Mit diesem Hilfeaufruf in der Mailbox einer Münchner Tierschützerin (Natalia) begann die Reise von 10 Hunden und 10 Katzen via Bayern ins TH Starnberg.

Besagte Tierschützerin griff zum Hörer, wählte TH Starnberg und fragte: „Könnt ihr helfen“? Bevor ein “Nein” hätte fallen können, war ein einstimmiges, herzliches “JA” schon raus!

Eigentlich war es vermessen, im Tierheim Starnberg anzurufen, aber in der Not griffen wir nach jedem Strohhalm. Das TH Starnberg ist ein kleines Tierheim, welches weder über große finanzielle Ressourcen verfügt, noch viel Platz bieten kann. Und doch sind es die Starnberger, die uns eine Zusage für mehrere Tiere erteilen.

Ganz so einfach war es natürlich nicht – doch bevor die Geschichte der 2335 km langen Reise losgeht, eine kurze Vorstellung des Tierheims “Poratunok Twaryn” der Stadt Charkiv in der Ostukraine:

Das Tierheim “Poratunok Twaryn” in Charkiv betreut etwa 600 Hunde und Katzen. Die Tierunterkunft mit einem außergewöhnlich engagiertem Team und vielen freiwilligen Helfern entwickelte sich in über 10 Jahren zu einem kreativ geführtem Tierheim. D.h. anstelle von Einzelhaltung in engen Betonzwingern, bevorzugt Gruppenhaltung in kiesgestützten Auslaufzwinger samt Holzterassen zum Liegen, privaten Pflegestellenplätzen für alte, kranke u. behinderte Tiere uvm.

Seit 2015 setzte sich die Idee: „Erste Hilfe für Tiere“ in Form von mobilen Einsätzen durch und wurde 2016 offiziell unter der Zusatzbezeichnung „Animal rescue Charkiv“ umgesetzt und bei der Stadtverwaltung registriert. Es wurden Kontakte mit Kollegen in Europa geknüpft. Das Tierheim profitierte von diesem Austausch und so vieles war in Planung! Doch alles wurde jäh beendet durch den Krieg…

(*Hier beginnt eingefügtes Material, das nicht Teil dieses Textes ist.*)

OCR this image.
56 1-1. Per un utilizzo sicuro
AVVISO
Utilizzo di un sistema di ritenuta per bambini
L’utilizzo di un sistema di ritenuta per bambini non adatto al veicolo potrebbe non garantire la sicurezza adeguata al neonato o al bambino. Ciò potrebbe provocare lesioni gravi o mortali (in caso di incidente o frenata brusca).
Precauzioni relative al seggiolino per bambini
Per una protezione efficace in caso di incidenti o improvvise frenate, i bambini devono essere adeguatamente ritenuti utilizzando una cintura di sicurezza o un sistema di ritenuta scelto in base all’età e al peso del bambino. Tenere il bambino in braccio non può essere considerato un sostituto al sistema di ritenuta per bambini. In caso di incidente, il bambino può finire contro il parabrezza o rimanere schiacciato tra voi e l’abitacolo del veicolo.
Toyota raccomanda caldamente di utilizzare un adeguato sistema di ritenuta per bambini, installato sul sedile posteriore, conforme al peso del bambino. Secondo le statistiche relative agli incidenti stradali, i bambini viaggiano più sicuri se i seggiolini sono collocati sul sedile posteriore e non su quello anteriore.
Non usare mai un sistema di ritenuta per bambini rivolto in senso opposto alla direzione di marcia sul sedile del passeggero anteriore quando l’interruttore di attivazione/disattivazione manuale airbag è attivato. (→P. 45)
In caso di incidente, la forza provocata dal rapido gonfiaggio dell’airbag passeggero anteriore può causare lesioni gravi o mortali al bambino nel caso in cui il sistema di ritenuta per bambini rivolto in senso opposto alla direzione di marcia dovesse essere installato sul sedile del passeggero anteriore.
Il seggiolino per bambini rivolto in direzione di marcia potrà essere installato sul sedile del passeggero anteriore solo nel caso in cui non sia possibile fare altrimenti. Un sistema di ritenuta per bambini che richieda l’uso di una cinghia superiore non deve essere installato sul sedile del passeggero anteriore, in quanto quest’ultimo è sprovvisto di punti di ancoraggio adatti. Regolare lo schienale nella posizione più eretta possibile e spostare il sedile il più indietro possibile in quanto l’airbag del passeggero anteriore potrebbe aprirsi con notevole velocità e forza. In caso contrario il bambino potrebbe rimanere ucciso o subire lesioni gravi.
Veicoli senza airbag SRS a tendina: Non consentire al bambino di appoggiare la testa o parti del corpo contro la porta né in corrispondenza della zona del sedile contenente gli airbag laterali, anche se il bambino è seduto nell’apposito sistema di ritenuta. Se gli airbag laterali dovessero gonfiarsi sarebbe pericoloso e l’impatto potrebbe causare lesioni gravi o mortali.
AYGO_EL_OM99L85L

Seit Kriegsbeginn im Februar 2022 kümmern sich die in der Stadt verbliebenen Mitarbeiter und Freiwillige um die Tiere im Tierheim der Stadt Charkiv.

Sowohl bei der Versorgung im Tierheim, bei Einsätzen zur Bergung, als auch Evakuierung von Tieren aus Charkiv begeben sie sich fast täglich in Lebensgefahr.

Sie sammeln Hunde von den Straßen von Charkivs ein, deren Besitzer aus der Stadt geflohen sind, holen Tiere aus verlassenen Wohnungen, zerbombten Wohnhäusern, verschütteten Kellern. Sie werden gerufen, wenn ein Tier hilflos umherirrt oder verletzt am Straßenrand liegt, nehmen Tiere auf, deren Halter als Soldaten dienen, verstorben oder einfach nicht mehr nach Hause zurückgekommen sind.

Als eine Rakete in das Tierheim einschlug, wurde eines der Gebäude des Tierheims vollständig zerstört. Sieben Hunde starben unter den Trümmern, andere waren verletzt und mussten intensiv medizinisch behandelt werden. Einige der Tiere entkamen in Panik durch den von der Explosion beschädigten Zaun.

Die wenigen Mitarbeiter sind dennoch vor Ort geblieben, reparieren die Schäden und versuchen mit allen Mitteln ihren Schützlingen Futter und Schutz zu bieten. Die Stadt wird jeden Tag bombardiert. Es gibt keinen Strom, kein Gas, limitiertes Benzin, keine Medikamente für Tiere und Menschen, kaum Geld um etwas zu kaufen, die Lebensmittel sind knapp. Es ist eine unvorstellbare Tragödie, die sich dort abspielt.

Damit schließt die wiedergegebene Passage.